At the beginning, each data point is treated as a separate cluster.
Gradually, similar clusters are
merged together or split apart depending on the clustering method
used.
Hierarchical clustering mainly has two types:
- Agglomerative Hierarchical Clustering
- Divisive Hierarchical Clustering
1. Agglomerative Hierarchical Clustering
Agglomerative clustering is the most commonly used hierarchical clustering
technique. It follows a bottom-up approach, where each data point starts as
an individual cluster and similar clusters are gradually merged
together.
This method is also called AGNES (Agglomerative Nesting).
At every step, the two clusters that are most similar are combined until
all data points form one single cluster.
Algorithm for Agglomerative Hierarchical Clustering
- Calculate the similarity or distance between all data points (create a proximity matrix).
- Consider each data point as an individual cluster.
- Find the two clusters that are most similar.
- Merge those clusters into a single cluster.
- Recalculate the distances between the new cluster and other clusters.
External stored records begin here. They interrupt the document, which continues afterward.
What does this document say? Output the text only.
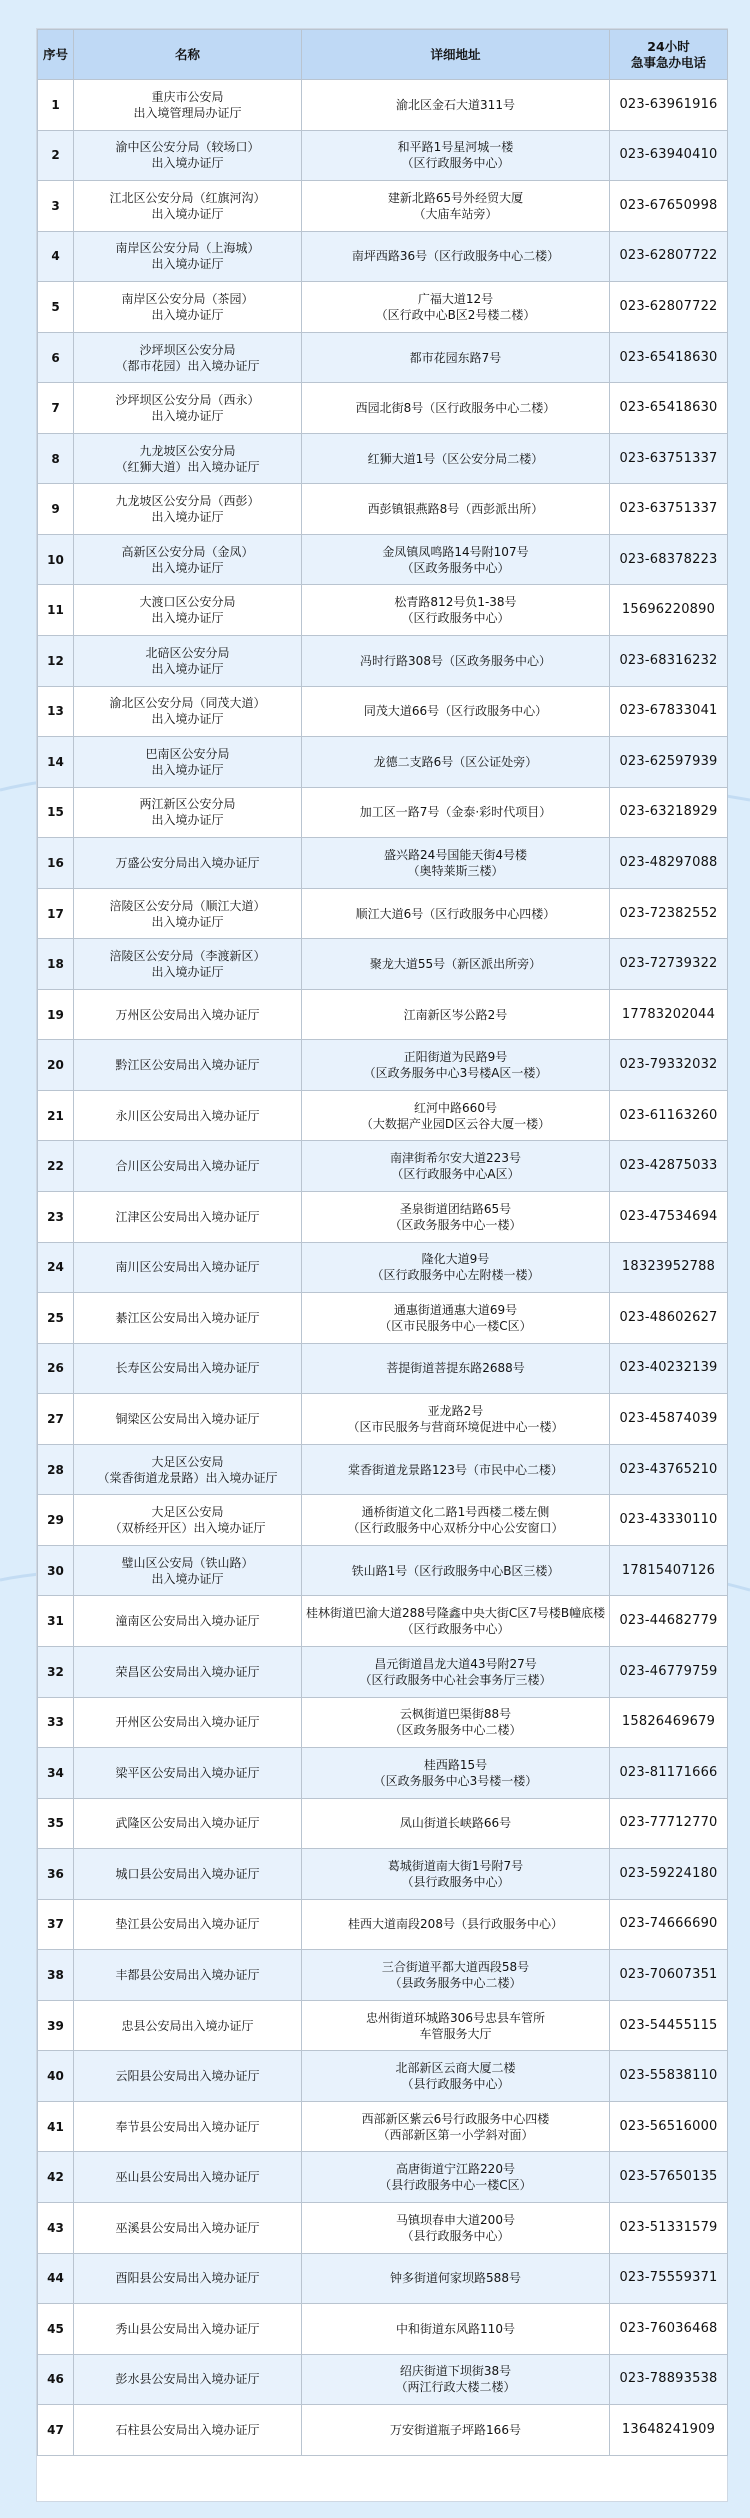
序号	名称	详细地址	24小时
急事急办电话

1	重庆市公安局
出入境管理局办证厅	渝北区金石大道311号	023-63961916
2	渝中区公安分局（较场口）
出入境办证厅	和平路1号星河城一楼
（区行政服务中心）	023-63940410
3	江北区公安分局（红旗河沟）
出入境办证厅	建新北路65号外经贸大厦
（大庙车站旁）	023-67650998
4	南岸区公安分局（上海城）
出入境办证厅	南坪西路36号（区行政服务中心二楼）	023-62807722
5	南岸区公安分局（茶园）
出入境办证厅	广福大道12号
（区行政中心B区2号楼二楼）	023-62807722
6	沙坪坝区公安分局
（都市花园）出入境办证厅	都市花园东路7号	023-65418630
7	沙坪坝区公安分局（西永）
出入境办证厅	西园北街8号（区行政服务中心二楼）	023-65418630
8	九龙坡区公安分局
（红狮大道）出入境办证厅	红狮大道1号（区公安分局二楼）	023-63751337
9	九龙坡区公安分局（西彭）
出入境办证厅	西彭镇银燕路8号（西彭派出所）	023-63751337
10	高新区公安分局（金凤）
出入境办证厅	金凤镇凤鸣路14号附107号
（区政务服务中心）	023-68378223
11	大渡口区公安分局
出入境办证厅	松青路812号负1-38号
（区行政服务中心）	15696220890
12	北碚区公安分局
出入境办证厅	冯时行路308号（区政务服务中心）	023-68316232
13	渝北区公安分局（同茂大道）
出入境办证厅	同茂大道66号（区行政服务中心）	023-67833041
14	巴南区公安分局
出入境办证厅	龙德二支路6号（区公证处旁）	023-62597939
15	两江新区公安分局
出入境办证厅	加工区一路7号（金泰·彩时代项目）	023-63218929
16	万盛公安分局出入境办证厅	盛兴路24号国能天街4号楼
（奥特莱斯三楼）	023-48297088
17	涪陵区公安分局（顺江大道）
出入境办证厅	顺江大道6号（区行政服务中心四楼）	023-72382552
18	涪陵区公安分局（李渡新区）
出入境办证厅	聚龙大道55号（新区派出所旁）	023-72739322
19	万州区公安局出入境办证厅	江南新区岑公路2号	17783202044
20	黔江区公安局出入境办证厅	正阳街道为民路9号
（区政务服务中心3号楼A区一楼）	023-79332032
21	永川区公安局出入境办证厅	红河中路660号
（大数据产业园D区云谷大厦一楼）	023-61163260
22	合川区公安局出入境办证厅	南津街希尔安大道223号
（区行政服务中心A区）	023-42875033
23	江津区公安局出入境办证厅	圣泉街道团结路65号
（区政务服务中心一楼）	023-47534694
24	南川区公安局出入境办证厅	隆化大道9号
（区行政服务中心左附楼一楼）	18323952788
25	綦江区公安局出入境办证厅	通惠街道通惠大道69号
（区市民服务中心一楼C区）	023-48602627
26	长寿区公安局出入境办证厅	菩提街道菩提东路2688号	023-40232139
27	铜梁区公安局出入境办证厅	亚龙路2号
（区市民服务与营商环境促进中心一楼）	023-45874039
28	大足区公安局
（棠香街道龙景路）出入境办证厅	棠香街道龙景路123号（市民中心二楼）	023-43765210
29	大足区公安局
（双桥经开区）出入境办证厅	通桥街道文化二路1号西楼二楼左侧
（区行政服务中心双桥分中心公安窗口）	023-43330110
30	璧山区公安局（铁山路）
出入境办证厅	铁山路1号（区行政服务中心B区三楼）	17815407126
31	潼南区公安局出入境办证厅	桂林街道巴渝大道288号隆鑫中央大街C区7号楼B幢底楼
（区行政服务中心）	023-44682779
32	荣昌区公安局出入境办证厅	昌元街道昌龙大道43号附27号
（区行政服务中心社会事务厅三楼）	023-46779759
33	开州区公安局出入境办证厅	云枫街道巴渠街88号
（区政务服务中心二楼）	15826469679
34	梁平区公安局出入境办证厅	桂西路15号
（区政务服务中心3号楼一楼）	023-81171666
35	武隆区公安局出入境办证厅	凤山街道长峡路66号	023-77712770
36	城口县公安局出入境办证厅	葛城街道南大街1号附7号
（县行政服务中心）	023-59224180
37	垫江县公安局出入境办证厅	桂西大道南段208号（县行政服务中心）	023-74666690
38	丰都县公安局出入境办证厅	三合街道平都大道西段58号
（县政务服务中心二楼）	023-70607351
39	忠县公安局出入境办证厅	忠州街道环城路306号忠县车管所
车管服务大厅	023-54455115
40	云阳县公安局出入境办证厅	北部新区云商大厦二楼
（县行政服务中心）	023-55838110
41	奉节县公安局出入境办证厅	西部新区紫云6号行政服务中心四楼
（西部新区第一小学斜对面）	023-56516000
42	巫山县公安局出入境办证厅	高唐街道宁江路220号
（县行政服务中心一楼C区）	023-57650135
43	巫溪县公安局出入境办证厅	马镇坝春申大道200号
（县行政服务中心）	023-51331579
44	酉阳县公安局出入境办证厅	钟多街道何家坝路588号	023-75559371
45	秀山县公安局出入境办证厅	中和街道东风路110号	023-76036468
46	彭水县公安局出入境办证厅	绍庆街道下坝街38号
（两江行政大楼二楼）	023-78893538
47	石柱县公安局出入境办证厅	万安街道瓶子坪路166号	13648241909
- Repeat steps 3–5 until only one cluster remains.
Example Explanation
Assume we have six data points:
P, Q, R, S, T, V
Step 1:
Each point is treated as a separate cluster:
(P), (Q), (R), (S), (T), (V)
Step 2:
The closest clusters are merged. Suppose Q and R are similar.
Clusters become:
(P), (QR), (S), (T), (V)
Step 3:
Next, S and T are merged.
Clusters become:
(P), (QR), (ST), (V)
Step 4:
Clusters ST and V are merged.
Clusters become:
(P), (QR), (STV)
Step 5:
Clusters QR and STV are merged.
Clusters become:(P), (QRSTV)
Step 6:
Finally, P merges with QRSTV to form one cluster:
(PQRSTV)
This merging process can be visualized using a dendrogram diagram.
2. Divisive Hierarchical Clustering
Divisive hierarchical clustering works in the opposite way compared to
agglomerative clustering.
It follows a top-down approach:
- Initially, all data points are placed in one cluster.
- The algorithm then splits the cluster into smaller clusters based on dissimilarity.
- This splitting continues until each data point becomes its own cluster or the desired number of clusters is reached
Advantages of Hierarchical Clustering
- Easy to understand and implement.
- produces a hierarchical structure (dendrogram) which provides more information about data relationships.
- The number of clusters does not need to be specified in advance.
Disadvantages of Hierarchical Clustering
- Not suitable for very large datasets.
- Difficult to handle clusters with different sizes and shapes.
- Sensitive to noise and outliers.
- Once clusters are merged or split, the process cannot be reversed.